This is done by a young scientist Alexandra Tatarinova
Content-Based Retrieval is a dynamically developing field of computer science. Among the urgent problems is the search for speech documents by the text request of users. How to find the right material in the collection of audio files without resorting to listening to each of them? Is it possible to do this by introducing a regular text query?
The assistant professor of applied mathematics and computer science at Vyatka State University Alexander Tatarinov explained how to do this.
We proceeded from the hypothesis that the search should not be performed specifically on the recognized text, but by converting it into a phoneme representation.
The young scientist, together with supervisor Dmitry Prozorov, professor of the Department of Radioelectronic Tools of Vyatka State University, managed to achieve the goal: a search method and a phonemic transcription algorithm based on multiply connected Markov chains were proposed.
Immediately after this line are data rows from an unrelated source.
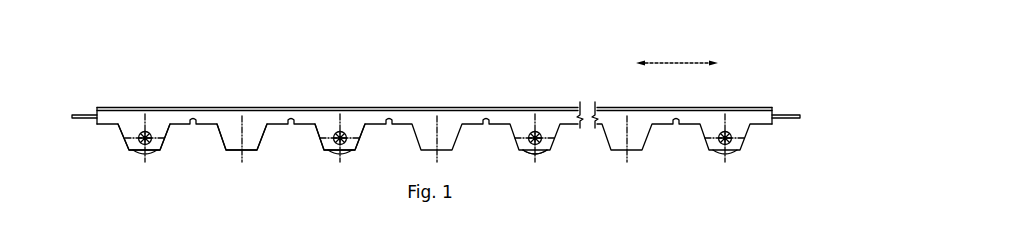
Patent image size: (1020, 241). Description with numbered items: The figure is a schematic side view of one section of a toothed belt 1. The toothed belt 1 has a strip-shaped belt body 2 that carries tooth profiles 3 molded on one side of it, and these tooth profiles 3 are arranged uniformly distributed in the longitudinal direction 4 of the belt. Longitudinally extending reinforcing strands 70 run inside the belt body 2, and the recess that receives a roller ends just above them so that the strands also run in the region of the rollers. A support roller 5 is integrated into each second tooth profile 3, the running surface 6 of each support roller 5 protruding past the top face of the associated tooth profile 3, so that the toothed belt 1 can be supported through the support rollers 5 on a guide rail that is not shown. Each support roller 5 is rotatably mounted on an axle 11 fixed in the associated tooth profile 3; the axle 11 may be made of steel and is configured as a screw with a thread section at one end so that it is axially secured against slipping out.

The toothed belt 1 is at (427, 115).
The belt body 2 is at (427, 110).
The tooth profiles 3 is at (123, 142).
The longitudinal direction 4 is at (676, 62).
The support roller 5 is at (147, 153).
The running surface 6 is at (538, 156).
The axle 11 is at (548, 147).
The reinforcing strands 70 is at (75, 118).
Now a user who has a certain collection of audio files can make a request by entering text, and the system will translate it into a phoneme representation, providing maximum search accuracy.
The study formed the basis of the dissertation by Alexandra Tatarinova, and the latest results are reflected in the article “Comparison Of Grapheme-to-Phoneme Conversions For Spoken Document Retrieval”, which was included in the collection of materials of the IEEE EWDTS 2019 conference.
The method and algorithm developed by Vyatka State University scientists can be used to create systems aimed at obtaining relevant information for commercial companies and government institutions: from complaints of consumers of goods and services to receiving data on the disclosure of confidential information.
Today, Alexander Tatarinova is also actively engaged in research in the field of Grammatical Error Correction. This is, first of all, the elimination of violations of the grammatical connection between words in sentences, for the solution of which deep neural networks can be used.
In fact, we must train the neural network to find and correct in sentences inconsistencies resulting from typos or poor knowledge of the Russian language by the user. We do this on the basis of a neural network with the Transformer architecture, which contains a self-attention mechanism, which allows us to better educate the connections between words within a sentence, - explained A.G. Tatarinova.
Research conducted by young scientists is fully consistent with global trends. It is important that these topics are reflected in classes with students, introducing them to the latest scientific achievements. This, in particular, can be said about the courses "Mathematical Models for Pattern Recognition" and "Computer Vision", which Alexandra Gennadyevna reads for students at the Institute of Mathematics and Information Systems of Vyatka State University.
In the figure: diagram of a search system for voice documents by text query.